Before getting into the mechanical thought behind this statement, I readily admit that a major motivation to warm your car up is to warm the interior of your car for your comfort. While that is a legitimate reason to do so, just know that experts warn that this isn't the best idea for your engine.
Modern vehicle engines work differently than older engines. Older vehicle engines (like several decades older) rely on carburetors that do need to be warm to function at peak efficiency. Newer vehicles now use computers and other technology that don't need to be warmed up to function. A report done by the U.S. government actually states that most vehicle manufacturers say idling your vehicle is undesirable if unnecessary. Obviously we all have to stop at red lights and whatnot, but letting your car simply idle to warm up isn't ideal.

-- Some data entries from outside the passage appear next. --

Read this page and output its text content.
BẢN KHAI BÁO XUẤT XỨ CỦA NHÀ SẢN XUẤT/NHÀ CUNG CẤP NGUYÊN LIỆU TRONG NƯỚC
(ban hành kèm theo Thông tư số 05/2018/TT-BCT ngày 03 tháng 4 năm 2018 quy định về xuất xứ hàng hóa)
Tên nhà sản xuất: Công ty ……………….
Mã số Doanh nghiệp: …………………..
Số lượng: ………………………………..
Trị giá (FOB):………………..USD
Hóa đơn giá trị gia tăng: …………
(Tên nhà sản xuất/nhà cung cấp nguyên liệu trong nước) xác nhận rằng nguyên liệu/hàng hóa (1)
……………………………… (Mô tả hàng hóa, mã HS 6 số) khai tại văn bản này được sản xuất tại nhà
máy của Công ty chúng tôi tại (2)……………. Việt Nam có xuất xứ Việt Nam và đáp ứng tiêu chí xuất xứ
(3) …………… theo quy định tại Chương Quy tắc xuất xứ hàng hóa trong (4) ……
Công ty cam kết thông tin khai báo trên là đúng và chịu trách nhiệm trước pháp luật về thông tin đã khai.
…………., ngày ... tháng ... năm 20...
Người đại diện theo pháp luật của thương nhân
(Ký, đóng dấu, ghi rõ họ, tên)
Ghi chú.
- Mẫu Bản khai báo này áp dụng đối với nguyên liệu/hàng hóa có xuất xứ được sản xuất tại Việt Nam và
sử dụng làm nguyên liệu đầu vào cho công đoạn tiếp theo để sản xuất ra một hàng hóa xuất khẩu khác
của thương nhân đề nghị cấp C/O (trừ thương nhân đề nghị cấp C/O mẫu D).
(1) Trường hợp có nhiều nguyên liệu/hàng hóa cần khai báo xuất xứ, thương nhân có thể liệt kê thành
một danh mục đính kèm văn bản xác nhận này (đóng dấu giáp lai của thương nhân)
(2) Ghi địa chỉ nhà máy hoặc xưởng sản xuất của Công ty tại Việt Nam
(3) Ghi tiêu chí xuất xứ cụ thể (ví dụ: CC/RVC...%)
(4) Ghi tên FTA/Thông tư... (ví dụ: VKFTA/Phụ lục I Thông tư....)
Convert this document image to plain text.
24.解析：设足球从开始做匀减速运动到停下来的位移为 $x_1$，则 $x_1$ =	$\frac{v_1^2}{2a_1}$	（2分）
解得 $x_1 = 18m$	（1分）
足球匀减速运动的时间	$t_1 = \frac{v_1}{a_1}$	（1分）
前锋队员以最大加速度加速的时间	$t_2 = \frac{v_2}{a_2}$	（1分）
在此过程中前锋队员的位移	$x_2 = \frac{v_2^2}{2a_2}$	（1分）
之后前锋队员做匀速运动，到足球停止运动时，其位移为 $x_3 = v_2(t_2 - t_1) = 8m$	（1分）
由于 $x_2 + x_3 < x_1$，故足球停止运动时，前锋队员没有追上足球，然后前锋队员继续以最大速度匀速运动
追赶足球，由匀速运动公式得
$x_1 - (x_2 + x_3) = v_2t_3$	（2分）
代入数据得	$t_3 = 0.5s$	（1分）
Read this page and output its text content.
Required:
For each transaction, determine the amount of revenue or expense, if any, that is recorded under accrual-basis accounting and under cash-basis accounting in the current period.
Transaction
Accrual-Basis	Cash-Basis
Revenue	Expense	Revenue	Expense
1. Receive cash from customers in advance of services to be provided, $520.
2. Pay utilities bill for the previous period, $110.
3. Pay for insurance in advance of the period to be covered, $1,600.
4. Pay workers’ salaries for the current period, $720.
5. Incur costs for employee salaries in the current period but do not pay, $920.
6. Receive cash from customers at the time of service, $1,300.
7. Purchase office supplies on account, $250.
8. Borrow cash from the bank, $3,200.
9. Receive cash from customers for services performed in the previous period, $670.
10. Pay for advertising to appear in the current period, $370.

The report also states that catalytic converters warm up much faster when vehicles are being driven, rather than when idling. This means that a cold, idling vehicle is using fuel less efficiently and spewing more pollution into the air than one that is being driven cold.

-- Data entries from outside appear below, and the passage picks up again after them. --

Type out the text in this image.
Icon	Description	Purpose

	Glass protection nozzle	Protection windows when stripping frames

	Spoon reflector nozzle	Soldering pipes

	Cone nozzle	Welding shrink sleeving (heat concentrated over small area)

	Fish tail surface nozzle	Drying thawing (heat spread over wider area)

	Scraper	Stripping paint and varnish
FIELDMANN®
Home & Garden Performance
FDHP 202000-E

Popular Mechanics (via Business Insider) also explains that allowing a car to run at an idle in cold weather can actually cause harm to the engine over time. When it is cold outside, gasoline doesn't evaporate as rapidly. The computer that controls the fuel injections system compensates by injecting more fuel into the combustion chamber to help with combustion until the engine warms up to about 40 degrees, where normal combustion can occur and the engine doesn't need as much fuel.
Because it takes longer for an engine to warm up idling than it does while driving, this exposes the cylinders and pistons to more gasoline which can cause problems. Gasoline acts as a solvent, and can strip oil from the cylinder walls and pistons, which can lead to more friction and wear to a crucial part of the engine. Less lubricant and more wear is not a guaranteed recipe for immediate disaster, but it is definitely not good for the overall life of these components.
It is worth noting that other vital fluids in your car (engine oil, transmission fluid, power steering fluid, etc.) are also cold, so "letting 'er rip" at 55 mph right after starting your car at -20 probably isn't the absolute best idea either. Experts advise you "take it easy" until your engine and the fluids warm up a little before pushing your vehicle too much. They say this is the quickest, most fuel efficient, and safest way to warm up your vehicle. In extreme cold, allowing your vehicle to warm up for a minute or two before taking off may be necessary just to make sure all fluid lines are passing fluid. That is, assuming you don't drive a vintage vehicle a 1970's pickup truck that still has a carburetor-based engine and legitimately needs to warm up first.
Along with the fact it doesn't do much for the vehicle (beside giving you a warm place to jump into), the City of Duluth and many other cities actually have ordinances in place where you could be ticketed for your vehicle left idling, especially unaccompanied. These ordinances are in place not only as a measure of cutting down on emissions, but also to prevent car thefts, which are pretty commonplace during extreme cold with plenty of vehicles running and waiting for thieves.
Save yourself the possible ticket, engine wear, and the extra gas. Yes, you'll have to sit in a cold car for a few minutes, but you're (hopefully) wearing a coat, hat, and gloves anyway for your walk to your vehicle.